さばかん4

 公僕のカブトムシたちのとの戦いは2時間続いた.私は意味のわからないカブトムシ語を2時間に渡って聴き続け,それに応じるようにペンギン語でわめき立てた.地獄に落ちたことはないから本当のところはどうか分からないけれど,これこそが世の底と言える光景だったと思う.蛾が寄り付く濁った不安定な蛍光灯の下で,異種族の,解決するはずもない戦争が繰り広げられる.歴史評論家がこれを語るとしたら,これはもうどうしようもなかったですね,と呟くしかなかっただろう.結局のところ私は,容赦無く留置所へぶち込まれた.今でもその時の感覚は覚えている.胴体と両腕を抑えられ,冷たい壁に向かって,まるで間違えて触れたうんこを振り払うかのように放り投げられる.私はのっぺりとした床の上を滑り,いろんなところが欠けた壁に叩きつけられる.警官たちの憎しみでできた視線を受けながら,私は石膏のタイルが敷き詰められた床にうずくまった.そして,自分の服と肌に染み付いたさばかんの汁のかけらを名残惜しくしゃぶり続け,いつの間にか意識を失った.

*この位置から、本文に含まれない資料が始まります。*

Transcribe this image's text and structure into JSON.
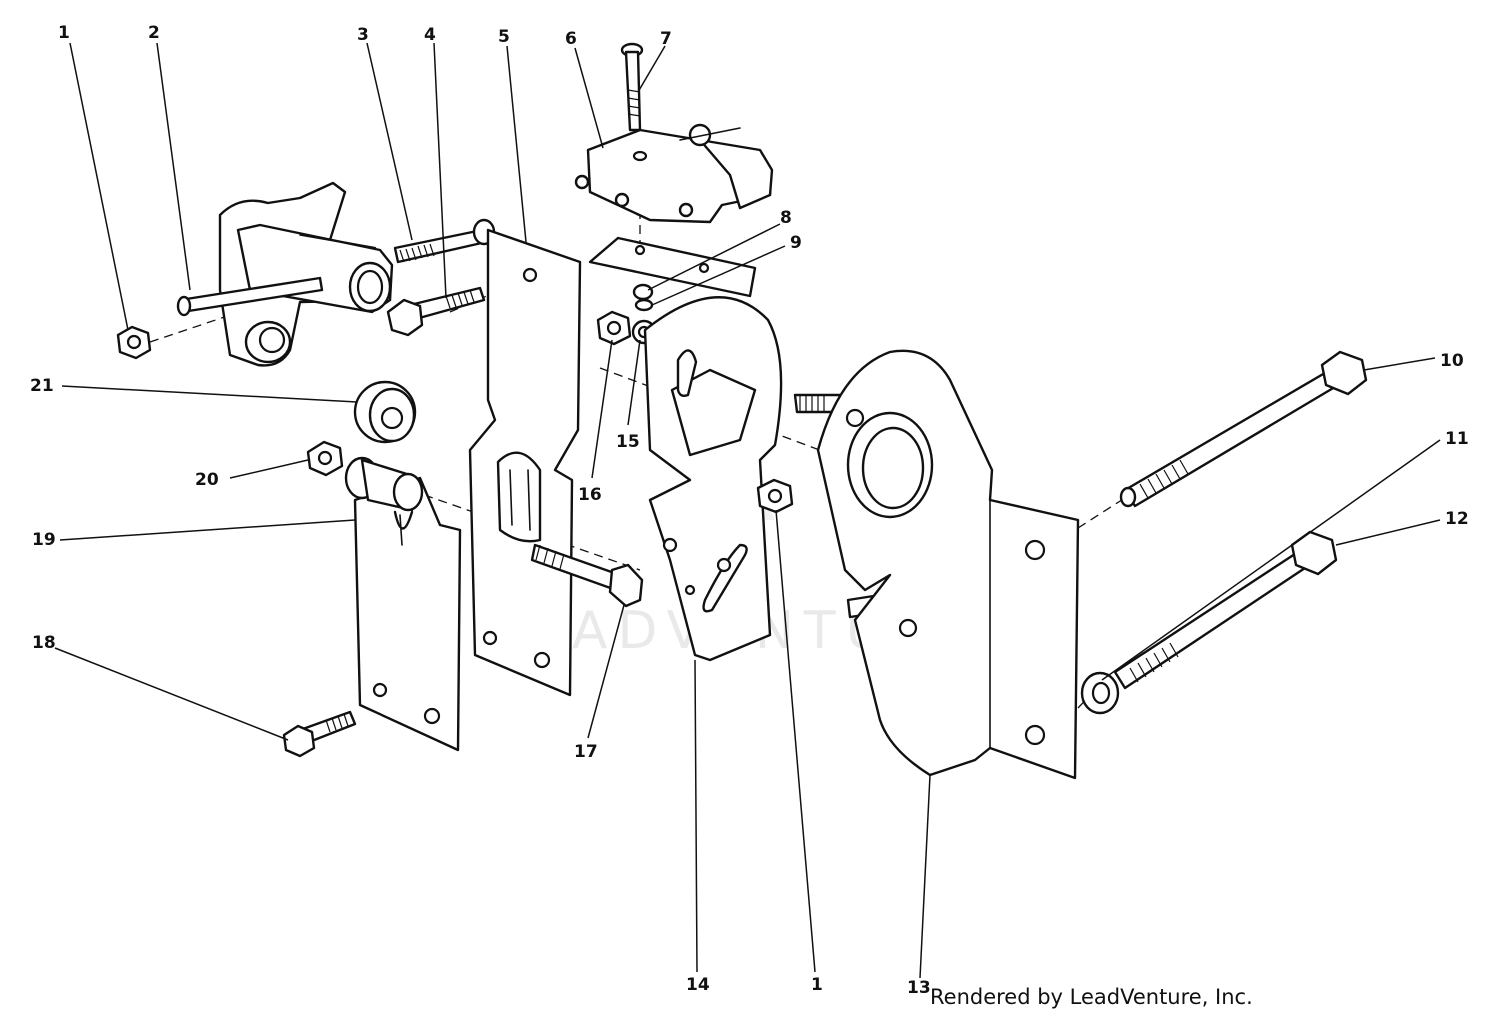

翌日,鉄格子のはまった窓から差し込む,インスタント麺の茹で汁のように濁った日光に晒され,私は目を覚ました.あれだけあったさばかんへの執着は,一切私の中から消えさっていた.冷たいタイルの上で生臭いコートに身を包んだ私は,魚に運ばれた死体のようだった.不思議と,昨日の鯖缶を求めて狂い倒した記憶は,私の中にしっかりと残っていた.とにかく,近くに座っていた看守に必死で謝った.昨日の自分は自分ではなかった.なぜあんなことをしていたのか,全く分からない.他の職員たちも集まってきた.皆は私の変わり様に驚き,悪魔の存在について議論し始めようとしていた.結局,なんらかの一時的な異常と判断された私は,その日の朝に,多少の賠償金通知とともに家へと帰された.パトカーに乗せられ着いた自宅は,昨日まで自分が住んでいたとは思えない,あまりに寂れたアパートだった.今に外れそうな扉を開け,自宅へと入った.そこら中に,投げ捨てられた食材や調理器具が転がっている.乾いたツナ缶やトマト缶が壁に張り付き,キッチンの下からはチョロチョロと水が流れている.野生の人間的知能を得たイノシシにでも侵入されたかのような風景だった.実際は,頭のイカれた私による犯行なのだが...あまりに疲れ切っていた私は,さばかんのなまくさい匂いが染み付いた衣服を脱ぎ捨て,皮膚にこびりついた汁をシャワーで流し,臭い滴る水を拭き取り,裸のまま敷布団に倒れこんだ.そしてそのまま,沈むように眠りに落ちた.